Sounds interesting? Well that’s what Alia Bhatt and Arjun Kapoor’s film 2 States is all about.
The film is more than just a love story and has two distinct cultural backdrops — a Punjabi family (Arjun Kapoor’s) and a Tamil Brahmin family (Alia Bhatt’s).
The film deals with the coupling of two families from two opposite cultures in a typical upper middle class society.
2 States not going to overload you with melodrama or tragedy but there are some moments of anguish which are definitely significant and in some cases, relatable as well.
There are some obvious flaws as well but I don’t put the blame squarely on the filmmaker.
The first flaw is that the film is predictable. It’s an adaptation of a novel by the same name (by Chetan Bhagat) and the filmmaker hasn’t tinkered with the sub-plots that he has retained in the film. Those, who have read the book, will be able to predict everything that’s going to happen in this film. I feel that there could have been some changes made to the sub-plots at least or some crucial characters could have been made more complex ones. Don’t we all love complex characters? In short, the script writers could have worked a little hard instead of just transcribing a few sub-plots of the book into a film script.
The strained relationship of Krish (Arjun Kapoor) and his father disturbed me the dialogues between them hits you hard. While picking and choosing the sub-plots, the scriptwriters obviously decided to single out the instances of Krish wooing Ananya’s (Alia Bhatt) father. So much emphasis is given to this sub-plot that it is not funny anymore.

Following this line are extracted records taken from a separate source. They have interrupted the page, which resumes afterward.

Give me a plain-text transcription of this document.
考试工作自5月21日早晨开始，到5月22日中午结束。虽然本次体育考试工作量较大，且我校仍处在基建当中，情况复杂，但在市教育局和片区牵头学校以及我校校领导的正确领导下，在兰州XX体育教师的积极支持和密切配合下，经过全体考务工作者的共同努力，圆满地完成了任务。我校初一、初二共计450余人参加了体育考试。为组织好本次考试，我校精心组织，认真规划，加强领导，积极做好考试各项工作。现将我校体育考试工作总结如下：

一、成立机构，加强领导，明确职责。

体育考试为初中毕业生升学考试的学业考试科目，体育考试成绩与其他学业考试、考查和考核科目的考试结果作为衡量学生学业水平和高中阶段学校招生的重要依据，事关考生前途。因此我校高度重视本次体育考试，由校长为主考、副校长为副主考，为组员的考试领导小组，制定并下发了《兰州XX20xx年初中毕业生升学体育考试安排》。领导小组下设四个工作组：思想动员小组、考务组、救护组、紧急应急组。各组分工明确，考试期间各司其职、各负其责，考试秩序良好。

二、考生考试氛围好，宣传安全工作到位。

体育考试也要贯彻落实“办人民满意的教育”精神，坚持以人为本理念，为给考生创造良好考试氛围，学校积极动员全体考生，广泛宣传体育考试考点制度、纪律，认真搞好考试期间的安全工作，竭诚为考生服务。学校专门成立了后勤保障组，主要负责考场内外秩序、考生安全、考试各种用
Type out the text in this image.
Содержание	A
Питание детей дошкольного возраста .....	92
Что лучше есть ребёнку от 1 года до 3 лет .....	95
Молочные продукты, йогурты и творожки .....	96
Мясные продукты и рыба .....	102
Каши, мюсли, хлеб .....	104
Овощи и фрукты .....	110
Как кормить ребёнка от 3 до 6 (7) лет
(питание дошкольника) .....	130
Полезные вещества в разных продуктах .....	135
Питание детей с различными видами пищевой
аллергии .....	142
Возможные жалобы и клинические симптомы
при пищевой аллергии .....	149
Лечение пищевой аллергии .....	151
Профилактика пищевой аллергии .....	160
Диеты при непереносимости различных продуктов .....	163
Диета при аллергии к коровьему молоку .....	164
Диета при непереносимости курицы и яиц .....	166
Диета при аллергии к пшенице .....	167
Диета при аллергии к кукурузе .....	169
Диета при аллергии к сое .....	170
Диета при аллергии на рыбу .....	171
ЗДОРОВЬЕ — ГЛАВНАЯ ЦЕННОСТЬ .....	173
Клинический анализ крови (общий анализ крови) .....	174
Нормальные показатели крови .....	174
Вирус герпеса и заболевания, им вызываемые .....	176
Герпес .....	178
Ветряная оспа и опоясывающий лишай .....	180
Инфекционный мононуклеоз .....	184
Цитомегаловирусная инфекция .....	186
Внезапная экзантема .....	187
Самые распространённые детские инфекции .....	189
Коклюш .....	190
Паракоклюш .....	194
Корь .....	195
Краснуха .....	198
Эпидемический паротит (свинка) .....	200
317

Both the sides of this sub-plot should have been explored instead of those exaggerated scenes of Krish and Ananya’s father.
Ronit Roy should have got more screen space. Amrita Singh (who played Ronit Roy’s wife) made me laugh and sympathise with her character at the same time. She’s a complacent mom with a hidden story. Revathy was a cute aunty, like the moms of those friends who always treat us with good food whenever we land up. Shiv Kumar was pleasing. Achint Kaur did a fine job as Amrita’s sister. In short, it was a great effort by the supporting cast.
Certain sequences were a bit confusing but I decided not to focus on them, given a great effort by Abhishek Varma. He is not different like the many others groomed under the Dharma banner. But Abhishek Verma is not bad either. He has done a decent job with the great story that he had to begin with. Karan Johar should be proud as he is with most other directors who are working with his banner.
The intimate scenes between Arjun and Alia create ripples on screen! They are very comfortable with each other’s body and that makes their on-screen chemistry enviable. After seeing the film, I can imagine the MBA folks around the country praying for a girlfriend like Alia Bhatt. But yes, Arjun surely seems ‘deprived’ in the film till Alia arrives to lend him a helping hand.
Arjun’s guy-next-door, grounded performance complemented the vulnerability and spunk of the ambitious Ananya (Alia Bhatt). The songs were peppy and inserted at the right places.
The film is a little stretched but you won’t get bored.
I am recommending this film to everybody who like a slow-and-steady-wins-the-race story and those with strained or restrained relationships with their fathers.